Rezension

 

Moritz Stetter
Luther
Gütersloher Verlags-Haus, Gütersloh 2013
ISBN 978-3-579-07054-4, 159 Seiten,14,99 Euro (als ebook: 11,99 Euro )


Im zuweilen düsteren Stil einer graphic novel hat der Autor und Zeichner Moritz Stetter einen Band vorgelegt, der fesseln kann. Bezeichnend: Der Autor dankt an erster Stelle nicht anderen Künstlern, sondern den „Bilderwelten“ von heute bekannten wie unbekannten Künstlern seit dem 15. Jhdt., von Hieronymus Bosch über Albrecht Dürer bis Martin Schongauer. Der eigene Schwarzweiß-Stil des Autors, der auch schon das Leben Bonhoeffers behandelt hat, bleibt aber unverkennbar.

Auch in diesem Werk „aus einem Guß“ wird vor allem der Mensch Martin Luther plastisch: ein Hin-und-hergerissener zwischen Zeiten der Verzweiflung und der Zuversicht durch den Glauben – Zeit seines Lebens. Die Überschriften der vier Kapitel markieren gleichwohl bekannte Stationen: Stetter beschreibt die Geschichte „eines jungen Studenten, der sich auf dem Rückweg … befindet“, „eines kleinen Mönches, der ohne es zu wollen, die Welt aus den Angeln hebt“, „eines berühmten Mannes, der das Ende eines Zeitalters einläutet“, auch „eines älter werdenden Reformators“. Gerade das letzte Kapitel zeigt, dass Luther die Dämonen und harten Anfechtungen nicht hinter sich gelassen hat, und wie umstritten und bekämpft Luther, der seinerseits immer polemischer und härter wurde, noch nach seinem Tode war.
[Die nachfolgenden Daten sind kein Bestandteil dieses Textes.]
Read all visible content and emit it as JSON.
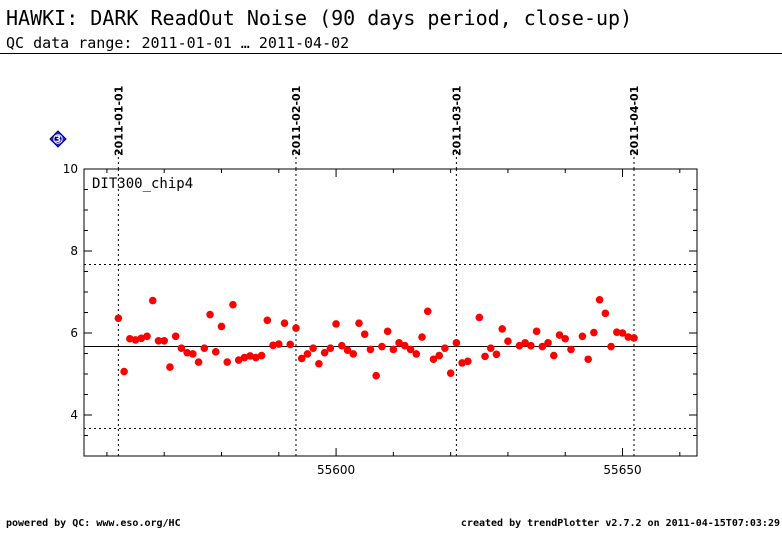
{
  "header": {
    "title": "HAWKI: DARK ReadOut Noise (90 days period, close-up)",
    "subtitle": "QC data range: 2011-01-01 … 2011-04-02"
  },
  "footer": {
    "left": "powered by QC: www.eso.org/HC",
    "right": "created by trendPlotter v2.7.2 on 2011-04-15T07:03:29"
  },
  "badge": {
    "label": "3",
    "color": "#1a1aff"
  },
  "chart_data": {
    "type": "scatter",
    "panel_label": "DIT300_chip4",
    "xlim": [
      55556,
      55663
    ],
    "ylim": [
      3,
      10
    ],
    "x_ticks": [
      55600,
      55650
    ],
    "x_tick_labels": [
      "55600",
      "55650"
    ],
    "y_ticks": [
      4,
      6,
      8,
      10
    ],
    "y_tick_labels": [
      "4",
      "6",
      "8",
      "10"
    ],
    "date_markers": [
      {
        "x": 55562,
        "label": "2011-01-01"
      },
      {
        "x": 55593,
        "label": "2011-02-01"
      },
      {
        "x": 55621,
        "label": "2011-03-01"
      },
      {
        "x": 55652,
        "label": "2011-04-01"
      }
    ],
    "reference_lines": {
      "mean": 5.67,
      "upper": 7.67,
      "lower": 3.67
    },
    "colors": {
      "points": "#ff0000",
      "reference": "#000000"
    },
    "points": [
      {
        "x": 55562.0,
        "y": 6.36
      },
      {
        "x": 55563.0,
        "y": 5.06
      },
      {
        "x": 55564.0,
        "y": 5.86
      },
      {
        "x": 55565.0,
        "y": 5.83
      },
      {
        "x": 55566.0,
        "y": 5.87
      },
      {
        "x": 55567.0,
        "y": 5.92
      },
      {
        "x": 55568.0,
        "y": 6.79
      },
      {
        "x": 55569.0,
        "y": 5.81
      },
      {
        "x": 55570.0,
        "y": 5.81
      },
      {
        "x": 55571.0,
        "y": 5.17
      },
      {
        "x": 55572.0,
        "y": 5.92
      },
      {
        "x": 55573.0,
        "y": 5.63
      },
      {
        "x": 55574.0,
        "y": 5.52
      },
      {
        "x": 55575.0,
        "y": 5.49
      },
      {
        "x": 55576.0,
        "y": 5.29
      },
      {
        "x": 55577.0,
        "y": 5.63
      },
      {
        "x": 55578.0,
        "y": 6.45
      },
      {
        "x": 55579.0,
        "y": 5.54
      },
      {
        "x": 55580.0,
        "y": 6.16
      },
      {
        "x": 55581.0,
        "y": 5.29
      },
      {
        "x": 55582.0,
        "y": 6.69
      },
      {
        "x": 55583.0,
        "y": 5.34
      },
      {
        "x": 55584.0,
        "y": 5.4
      },
      {
        "x": 55585.0,
        "y": 5.44
      },
      {
        "x": 55586.0,
        "y": 5.4
      },
      {
        "x": 55587.0,
        "y": 5.45
      },
      {
        "x": 55588.0,
        "y": 6.31
      },
      {
        "x": 55589.0,
        "y": 5.7
      },
      {
        "x": 55590.0,
        "y": 5.73
      },
      {
        "x": 55591.0,
        "y": 6.24
      },
      {
        "x": 55592.0,
        "y": 5.72
      },
      {
        "x": 55593.0,
        "y": 6.12
      },
      {
        "x": 55594.0,
        "y": 5.38
      },
      {
        "x": 55595.0,
        "y": 5.49
      },
      {
        "x": 55596.0,
        "y": 5.63
      },
      {
        "x": 55597.0,
        "y": 5.25
      },
      {
        "x": 55598.0,
        "y": 5.52
      },
      {
        "x": 55599.0,
        "y": 5.63
      },
      {
        "x": 55600.0,
        "y": 6.22
      },
      {
        "x": 55601.0,
        "y": 5.69
      },
      {
        "x": 55602.0,
        "y": 5.58
      },
      {
        "x": 55603.0,
        "y": 5.49
      },
      {
        "x": 55604.0,
        "y": 6.24
      },
      {
        "x": 55605.0,
        "y": 5.97
      },
      {
        "x": 55606.0,
        "y": 5.6
      },
      {
        "x": 55607.0,
        "y": 4.96
      },
      {
        "x": 55608.0,
        "y": 5.67
      },
      {
        "x": 55609.0,
        "y": 6.04
      },
      {
        "x": 55610.0,
        "y": 5.6
      },
      {
        "x": 55611.0,
        "y": 5.76
      },
      {
        "x": 55612.0,
        "y": 5.69
      },
      {
        "x": 55613.0,
        "y": 5.6
      },
      {
        "x": 55614.0,
        "y": 5.49
      },
      {
        "x": 55615.0,
        "y": 5.9
      },
      {
        "x": 55616.0,
        "y": 6.53
      },
      {
        "x": 55617.0,
        "y": 5.36
      },
      {
        "x": 55618.0,
        "y": 5.45
      },
      {
        "x": 55619.0,
        "y": 5.63
      },
      {
        "x": 55620.0,
        "y": 5.02
      },
      {
        "x": 55621.0,
        "y": 5.76
      },
      {
        "x": 55622.0,
        "y": 5.27
      },
      {
        "x": 55623.0,
        "y": 5.31
      },
      {
        "x": 55625.0,
        "y": 6.38
      },
      {
        "x": 55626.0,
        "y": 5.43
      },
      {
        "x": 55627.0,
        "y": 5.63
      },
      {
        "x": 55628.0,
        "y": 5.48
      },
      {
        "x": 55629.0,
        "y": 6.1
      },
      {
        "x": 55630.0,
        "y": 5.8
      },
      {
        "x": 55632.0,
        "y": 5.69
      },
      {
        "x": 55633.0,
        "y": 5.76
      },
      {
        "x": 55634.0,
        "y": 5.69
      },
      {
        "x": 55635.0,
        "y": 6.04
      },
      {
        "x": 55636.0,
        "y": 5.67
      },
      {
        "x": 55637.0,
        "y": 5.76
      },
      {
        "x": 55638.0,
        "y": 5.45
      },
      {
        "x": 55639.0,
        "y": 5.95
      },
      {
        "x": 55640.0,
        "y": 5.86
      },
      {
        "x": 55641.0,
        "y": 5.6
      },
      {
        "x": 55643.0,
        "y": 5.92
      },
      {
        "x": 55644.0,
        "y": 5.36
      },
      {
        "x": 55645.0,
        "y": 6.01
      },
      {
        "x": 55646.0,
        "y": 6.81
      },
      {
        "x": 55647.0,
        "y": 6.48
      },
      {
        "x": 55648.0,
        "y": 5.67
      },
      {
        "x": 55649.0,
        "y": 6.02
      },
      {
        "x": 55650.0,
        "y": 6.0
      },
      {
        "x": 55651.0,
        "y": 5.9
      },
      {
        "x": 55652.0,
        "y": 5.88
      }
    ]
  }
}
Der Leser merkt, wie gut sich Stetter in das Leben und die Umwelt Martin Luthers eingelesen hat. Drastische Zitate gepaart mit überraschenden und doch passenden Bildern zeigen, wie leidenschaftlich Luther gelebt und gekämpft hat: das Ringen um, ja mit einem Gott, wird plastisch. Der reformatorische Durchbruch, der später in Luthers Worte „Mir ist eine Tür aufgegangen. Ich habe das Paradies betreten“ mündete.

Das Buch ist, ähnlich wie ein Lutherfilm mit seinem eigenen Standpunkt gut geeignet, um es etwa kapitelweise in der Sek II oder mit Erwachsenen zu lesen und zu bearbeiten. Es fordert heraus, verdeutlicht die damalige Gedankenwelt Luthers, die noch eine mittelalterliche war, mit Teufel, Hölle und Dämonen. Auch Umstände und Entwicklungen in der Reformation werden thematisiert. Auch als Privatlektüre stellt das Buch einen Gewinn für alle Theologen, Religionspädagoginnen, Christenmenschen dar, die sich dieser wohl ungewohnten Kunstform auszuliefern wagen.